Representative team honours
- Years: Team / Games (Goals)
- 1983–1991: Western Australia / 10 (0)
- ^{1} Playing statistics correct to the end of 1994.

Career highlights
- West Coast premiership side 1992; East Fremantle best and fairest 1986; East Fremantle premiership side 1985 & 1994; Simpson Medal: 1991;

= Paul Harding (Australian rules footballer) =

Australian rules footballer

Paul Harding (born 4 June 1964) is a former Australian rules footballer who played with Hawthorn, St. Kilda and West Coast in the VFL/AFL.

Paul was a great player for East Fremantle, with whom he began during a bleak period in 1981 and rose startlingly to play for his state in 1983 almost on his nineteenth birthday, and is also remembered at many junior clubs.

Harding usually played as a ruckman and was a member of the West Australian interstate team which won the national title in the season of his interstate debut. He was recruited from East Fremantle to Hawthorn for the 1987 VFL season but struggled to make the side regularly due to injuries.

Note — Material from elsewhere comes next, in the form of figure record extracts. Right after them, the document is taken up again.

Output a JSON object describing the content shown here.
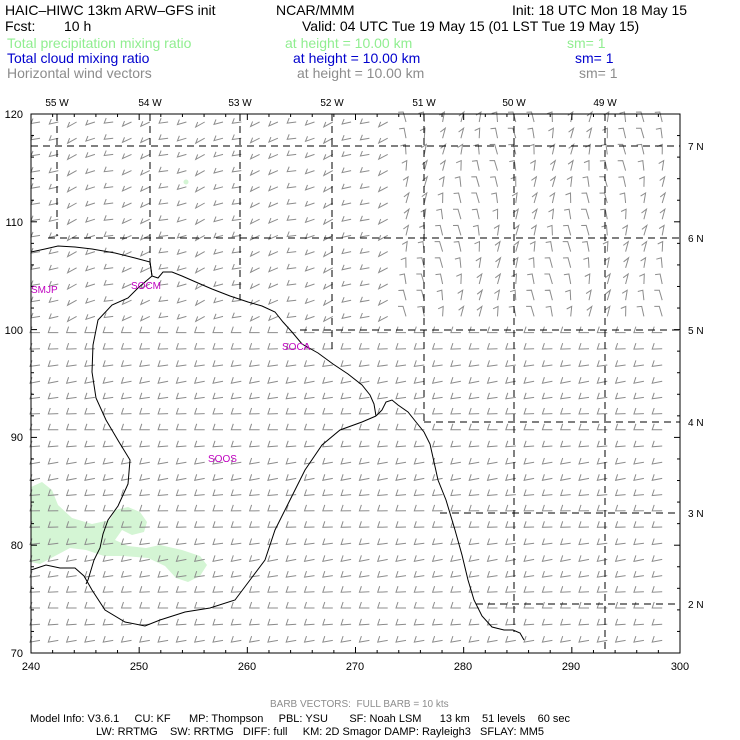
{
  "header": {
    "model": "HAIC–HIWC 13km ARW–GFS init",
    "org": "NCAR/MMM",
    "init": "Init: 18 UTC Mon 18 May 15",
    "fcst_label": "Fcst:",
    "fcst_value": "10 h",
    "valid": "Valid: 04 UTC Tue 19 May 15 (01 LST Tue 19 May 15)"
  },
  "fields": [
    {
      "name": "Total precipitation mixing ratio",
      "height": "at height = 10.00 km",
      "sm": "sm= 1",
      "color": "#90ee90"
    },
    {
      "name": "Total cloud mixing ratio",
      "height": "at height = 10.00 km",
      "sm": "sm= 1",
      "color": "#0000cd"
    },
    {
      "name": "Horizontal wind vectors",
      "height": "at height = 10.00 km",
      "sm": "sm= 1",
      "color": "#8c8c8c"
    }
  ],
  "map": {
    "x_ticks": [
      "240",
      "250",
      "260",
      "270",
      "280",
      "290",
      "300"
    ],
    "y_ticks": [
      "70",
      "80",
      "90",
      "100",
      "110",
      "120"
    ],
    "lon_labels": [
      "55 W",
      "54 W",
      "53 W",
      "52 W",
      "51 W",
      "50 W",
      "49 W"
    ],
    "lat_labels": [
      "7 N",
      "6 N",
      "5 N",
      "4 N",
      "3 N",
      "2 N"
    ],
    "stations": [
      "SMJP",
      "SOCM",
      "SOCA",
      "SOOS"
    ],
    "precip_color": "#d4f5d4",
    "coast_color": "#000000",
    "barb_color": "#8c8c8c",
    "station_color": "#c000c0"
  },
  "footer": {
    "barb_note": "BARB VECTORS:  FULL BARB = 10 kts",
    "line1": "Model Info: V3.6.1     CU: KF      MP: Thompson     PBL: YSU       SF: Noah LSM      13 km    51 levels    60 sec",
    "line2": "LW: RRTMG    SW: RRTMG   DIFF: full     KM: 2D Smagor DAMP: Rayleigh3   SFLAY: MM5"
  }
}
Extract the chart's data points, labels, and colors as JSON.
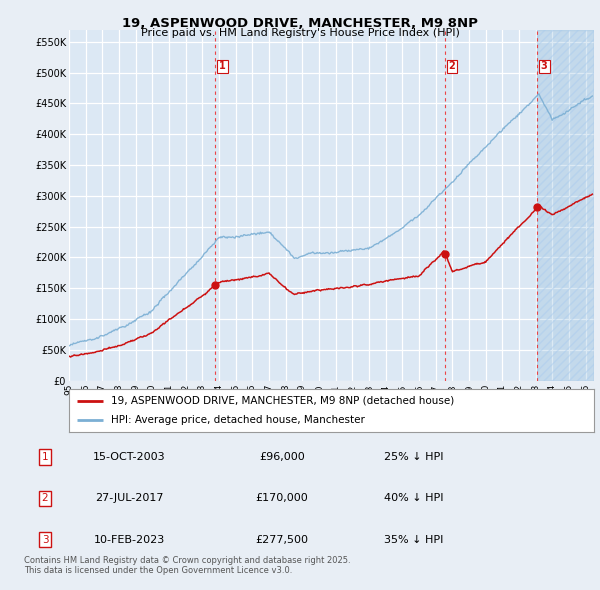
{
  "title": "19, ASPENWOOD DRIVE, MANCHESTER, M9 8NP",
  "subtitle": "Price paid vs. HM Land Registry's House Price Index (HPI)",
  "ylim": [
    0,
    570000
  ],
  "yticks": [
    0,
    50000,
    100000,
    150000,
    200000,
    250000,
    300000,
    350000,
    400000,
    450000,
    500000,
    550000
  ],
  "ytick_labels": [
    "£0",
    "£50K",
    "£100K",
    "£150K",
    "£200K",
    "£250K",
    "£300K",
    "£350K",
    "£400K",
    "£450K",
    "£500K",
    "£550K"
  ],
  "background_color": "#e8eef5",
  "plot_bg_color": "#dce8f4",
  "grid_color": "#ffffff",
  "hpi_color": "#7bafd4",
  "price_color": "#cc1111",
  "vline_color": "#ee3333",
  "xmin": 1995.0,
  "xmax": 2026.5,
  "transactions": [
    {
      "date_num": 2003.79,
      "price": 96000,
      "label": "1"
    },
    {
      "date_num": 2017.57,
      "price": 170000,
      "label": "2"
    },
    {
      "date_num": 2023.11,
      "price": 277500,
      "label": "3"
    }
  ],
  "transaction_table": [
    {
      "num": "1",
      "date": "15-OCT-2003",
      "price": "£96,000",
      "hpi_rel": "25% ↓ HPI"
    },
    {
      "num": "2",
      "date": "27-JUL-2017",
      "price": "£170,000",
      "hpi_rel": "40% ↓ HPI"
    },
    {
      "num": "3",
      "date": "10-FEB-2023",
      "price": "£277,500",
      "hpi_rel": "35% ↓ HPI"
    }
  ],
  "legend_entries": [
    {
      "label": "19, ASPENWOOD DRIVE, MANCHESTER, M9 8NP (detached house)",
      "color": "#cc1111"
    },
    {
      "label": "HPI: Average price, detached house, Manchester",
      "color": "#7bafd4"
    }
  ],
  "footer": "Contains HM Land Registry data © Crown copyright and database right 2025.\nThis data is licensed under the Open Government Licence v3.0."
}
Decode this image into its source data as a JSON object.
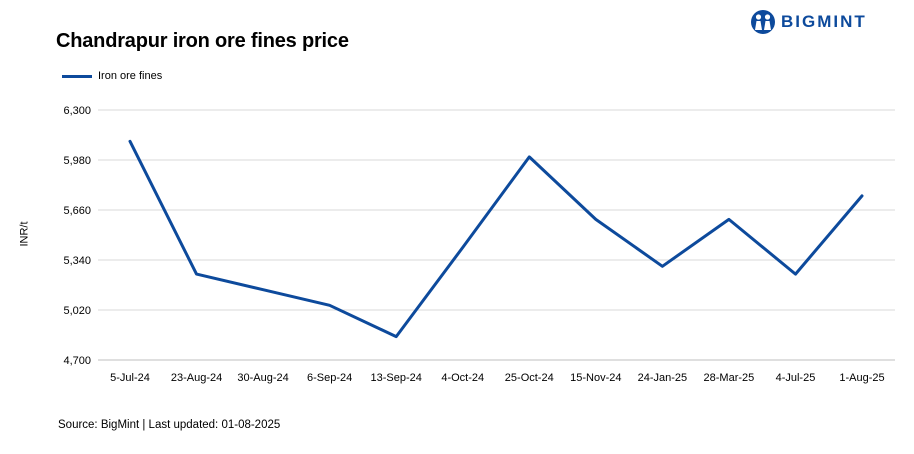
{
  "title": "Chandrapur iron ore fines price",
  "brand": {
    "name": "BIGMINT",
    "color": "#0d4a9c",
    "icon": "people-logo-icon"
  },
  "source": "Source: BigMint | Last updated: 01-08-2025",
  "chart_data": {
    "type": "line",
    "title": "Chandrapur iron ore fines price",
    "ylabel": "INR/t",
    "xlabel": "",
    "categories": [
      "5-Jul-24",
      "23-Aug-24",
      "30-Aug-24",
      "6-Sep-24",
      "13-Sep-24",
      "4-Oct-24",
      "25-Oct-24",
      "15-Nov-24",
      "24-Jan-25",
      "28-Mar-25",
      "4-Jul-25",
      "1-Aug-25"
    ],
    "x_points": [
      0,
      1,
      2,
      3,
      4,
      5,
      6,
      7,
      8,
      9,
      10,
      11
    ],
    "x_point_note": "",
    "series": [
      {
        "name": "Iron ore fines",
        "color": "#0d4a9c",
        "values": [
          6100,
          5250,
          5150,
          5050,
          4850,
          5420,
          6000,
          5600,
          5300,
          5600,
          5250,
          5750
        ]
      }
    ],
    "ylim": [
      4700,
      6300
    ],
    "yticks": [
      "4,700",
      "5,020",
      "5,340",
      "5,660",
      "5,980",
      "6,300"
    ],
    "ytick_values": [
      4700,
      5020,
      5340,
      5660,
      5980,
      6300
    ],
    "grid": true,
    "legend": "top-left"
  }
}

Alongside Peter Russo and Robert Handley, Harding was traded to St. Kilda in exchange for the first choice in the 1988 VFL Draft. Harding would play 62 games for the Saints over three seasons. He continued to represent Western Australia and in 1991 won a Simpson Medal for his performance against the Victorians.

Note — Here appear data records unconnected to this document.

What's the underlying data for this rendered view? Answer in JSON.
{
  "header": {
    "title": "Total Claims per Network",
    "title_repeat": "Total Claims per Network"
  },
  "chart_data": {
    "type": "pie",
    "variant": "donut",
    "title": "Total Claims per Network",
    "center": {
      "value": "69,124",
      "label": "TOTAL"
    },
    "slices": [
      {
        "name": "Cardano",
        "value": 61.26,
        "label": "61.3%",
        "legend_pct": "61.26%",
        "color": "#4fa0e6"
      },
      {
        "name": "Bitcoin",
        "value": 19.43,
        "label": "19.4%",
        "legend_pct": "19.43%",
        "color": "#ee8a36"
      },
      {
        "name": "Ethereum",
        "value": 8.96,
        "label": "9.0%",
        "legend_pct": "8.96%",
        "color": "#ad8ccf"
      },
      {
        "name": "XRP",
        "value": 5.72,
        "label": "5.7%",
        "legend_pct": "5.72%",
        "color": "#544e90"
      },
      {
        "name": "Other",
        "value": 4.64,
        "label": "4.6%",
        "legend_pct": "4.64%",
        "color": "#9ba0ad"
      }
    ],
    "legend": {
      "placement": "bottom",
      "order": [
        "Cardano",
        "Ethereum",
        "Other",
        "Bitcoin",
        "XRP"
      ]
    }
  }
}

West Coast acquired the services of Harding in 1992, and he played in their inaugural Grand Final winning side that year. After leaving West Coast, he finished his career at East Fremantle, finishing with 136 premiership games for the club, including premierships in 1985 and 1994, and a total of 252 premiership games in elite Australian rules football.

After retiring as a footballer, he worked at the Fremantle Dockers. When Matthew Pavlich first came to Western Australia, he lived with Paul Harding and his family. Pavlich lived there for a while before buying his own property.

Paul Harding is now a dental technician.